LOADX/STOREX move 64bit-aligned big-endian values to/from the memory space of the active modulus state. SETUPX memory expansion pricing is tuned to assume that values will be stored in a as 64bit-aligned values in their EVMMAX memory space.
This choice is made to keep EVMMAX memory aligned to ensure performance.
Gas models assume a rate of 1 gas per 25ns of execution time.
ADDMODX and SUBMODX can each be implemented using a single extended-precision addition, and single extended precision subtraction. This justifies a linear cost model.
MULMODX runtime scales quadratically with input size. After a certain threshold, the quadratic complexity of mulmont_quadratic dominates and it becomes more performant to use mulmont_subquadratic.

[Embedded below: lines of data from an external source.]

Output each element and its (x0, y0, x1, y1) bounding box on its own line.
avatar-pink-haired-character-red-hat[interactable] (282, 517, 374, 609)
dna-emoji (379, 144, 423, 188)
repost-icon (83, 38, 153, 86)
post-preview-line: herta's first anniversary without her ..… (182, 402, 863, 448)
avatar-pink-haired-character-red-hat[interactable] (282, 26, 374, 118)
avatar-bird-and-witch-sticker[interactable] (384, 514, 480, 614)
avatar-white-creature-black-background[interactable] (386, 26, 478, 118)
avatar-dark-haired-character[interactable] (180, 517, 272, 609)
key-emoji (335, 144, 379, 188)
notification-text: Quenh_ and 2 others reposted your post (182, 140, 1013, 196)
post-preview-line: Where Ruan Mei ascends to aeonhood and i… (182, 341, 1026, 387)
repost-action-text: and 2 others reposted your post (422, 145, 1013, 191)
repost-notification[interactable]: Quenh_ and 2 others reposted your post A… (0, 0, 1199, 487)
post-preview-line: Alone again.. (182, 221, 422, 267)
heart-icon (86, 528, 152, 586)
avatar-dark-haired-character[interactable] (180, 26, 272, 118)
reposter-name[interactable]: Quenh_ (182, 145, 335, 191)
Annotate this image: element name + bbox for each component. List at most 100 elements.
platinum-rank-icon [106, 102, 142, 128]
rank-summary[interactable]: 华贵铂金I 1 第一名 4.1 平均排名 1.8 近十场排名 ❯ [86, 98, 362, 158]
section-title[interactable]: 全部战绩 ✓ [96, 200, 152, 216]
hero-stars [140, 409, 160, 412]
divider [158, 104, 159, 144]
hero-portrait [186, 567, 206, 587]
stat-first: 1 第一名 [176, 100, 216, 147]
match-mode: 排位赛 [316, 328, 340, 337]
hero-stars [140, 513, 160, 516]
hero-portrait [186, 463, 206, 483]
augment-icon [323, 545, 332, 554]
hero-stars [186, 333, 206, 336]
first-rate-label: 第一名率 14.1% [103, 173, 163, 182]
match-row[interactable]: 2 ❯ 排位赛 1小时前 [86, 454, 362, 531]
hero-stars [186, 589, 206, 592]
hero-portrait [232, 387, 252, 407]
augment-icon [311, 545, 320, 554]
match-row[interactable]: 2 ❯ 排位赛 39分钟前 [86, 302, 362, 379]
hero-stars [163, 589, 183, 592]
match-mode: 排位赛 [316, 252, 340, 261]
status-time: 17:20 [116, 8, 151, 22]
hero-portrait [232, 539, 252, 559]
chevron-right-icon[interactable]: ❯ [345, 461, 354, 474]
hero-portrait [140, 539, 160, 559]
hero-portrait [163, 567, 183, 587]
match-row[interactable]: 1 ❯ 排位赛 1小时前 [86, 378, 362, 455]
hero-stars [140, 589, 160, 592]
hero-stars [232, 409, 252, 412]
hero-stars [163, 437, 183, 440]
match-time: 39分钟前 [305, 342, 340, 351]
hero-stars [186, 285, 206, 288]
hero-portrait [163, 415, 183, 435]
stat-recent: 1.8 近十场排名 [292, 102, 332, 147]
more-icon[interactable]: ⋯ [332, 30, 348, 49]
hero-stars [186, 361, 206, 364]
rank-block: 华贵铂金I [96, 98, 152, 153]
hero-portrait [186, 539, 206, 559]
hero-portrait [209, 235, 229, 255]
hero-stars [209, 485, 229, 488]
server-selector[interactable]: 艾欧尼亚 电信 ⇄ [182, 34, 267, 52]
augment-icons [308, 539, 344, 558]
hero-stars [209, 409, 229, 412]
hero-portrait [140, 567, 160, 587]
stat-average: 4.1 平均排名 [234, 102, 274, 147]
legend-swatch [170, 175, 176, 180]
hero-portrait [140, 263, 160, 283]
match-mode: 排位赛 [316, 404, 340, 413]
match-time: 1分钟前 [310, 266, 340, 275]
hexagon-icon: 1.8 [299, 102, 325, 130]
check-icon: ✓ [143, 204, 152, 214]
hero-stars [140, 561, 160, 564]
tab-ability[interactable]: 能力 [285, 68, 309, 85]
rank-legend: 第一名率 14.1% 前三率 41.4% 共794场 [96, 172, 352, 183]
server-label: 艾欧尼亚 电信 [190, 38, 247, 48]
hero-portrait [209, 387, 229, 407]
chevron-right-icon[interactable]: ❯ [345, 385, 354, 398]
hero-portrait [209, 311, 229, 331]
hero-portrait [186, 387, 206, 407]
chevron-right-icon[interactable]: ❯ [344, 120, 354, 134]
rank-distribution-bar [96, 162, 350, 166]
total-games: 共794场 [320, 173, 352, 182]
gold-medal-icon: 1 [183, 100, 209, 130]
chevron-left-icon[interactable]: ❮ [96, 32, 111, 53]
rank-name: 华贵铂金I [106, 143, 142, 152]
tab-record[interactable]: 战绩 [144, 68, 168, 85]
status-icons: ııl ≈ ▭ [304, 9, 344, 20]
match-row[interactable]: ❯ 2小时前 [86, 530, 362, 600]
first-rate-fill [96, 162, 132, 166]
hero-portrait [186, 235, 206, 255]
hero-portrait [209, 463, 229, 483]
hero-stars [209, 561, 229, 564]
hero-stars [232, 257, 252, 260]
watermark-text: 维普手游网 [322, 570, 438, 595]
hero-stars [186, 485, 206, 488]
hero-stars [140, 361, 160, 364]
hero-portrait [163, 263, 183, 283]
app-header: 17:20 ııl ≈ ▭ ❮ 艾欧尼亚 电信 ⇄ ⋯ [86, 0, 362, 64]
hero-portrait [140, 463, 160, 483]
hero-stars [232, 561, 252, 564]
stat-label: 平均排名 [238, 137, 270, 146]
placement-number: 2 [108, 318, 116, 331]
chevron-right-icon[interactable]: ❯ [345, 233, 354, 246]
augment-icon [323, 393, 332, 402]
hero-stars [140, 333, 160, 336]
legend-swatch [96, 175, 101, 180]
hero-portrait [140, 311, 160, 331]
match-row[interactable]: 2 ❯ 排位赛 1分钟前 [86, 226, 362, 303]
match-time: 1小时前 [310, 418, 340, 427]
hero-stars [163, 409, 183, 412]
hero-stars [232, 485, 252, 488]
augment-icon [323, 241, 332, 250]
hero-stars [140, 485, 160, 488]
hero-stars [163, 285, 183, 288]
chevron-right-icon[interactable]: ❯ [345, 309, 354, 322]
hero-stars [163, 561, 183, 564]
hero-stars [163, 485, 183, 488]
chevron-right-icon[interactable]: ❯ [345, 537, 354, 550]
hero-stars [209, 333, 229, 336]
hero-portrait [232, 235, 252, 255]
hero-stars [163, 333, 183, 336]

Thus, there is a segmented cost model to reflect different asymptotic behavior between quadratic/subquadratic mulmont.
ADDMODX/SUBMODX/MULMODX pricing includes the cost of arithmetic and latency of accessing input values from CPU cache.
The price model assumes that the implementation will be generic for most bitwidths with the exception of 321-384bits which is priced aggressively.
These perform conversion to/from Montgomery and canonical forms for each value copied (a single mulmont per value converted). The overhead of memory loading/copying is covered by cost_mulmontx.
Specific costs TBD.
In both static/dynamic case, if SETUPX has not been called with a given setup_id, memory expansion cost is charged.
Gas cost should include overhead of computing the Montgomery parameters.
For choices of val_size_multiplier up to MULMODX_SUBQUADRATIC, this is constant (the inverse can be computed using the lowest SYSTEM_WORD_SIZE_BITS bits of the modulus).
At larger sizes, a full modular inverse has to be computed over a SYSTEM_WORD_SIZE_BITS * val_size_multiplier bit modulus.
The r_squared parameter requires computing a double-width product and modular reduction by mod.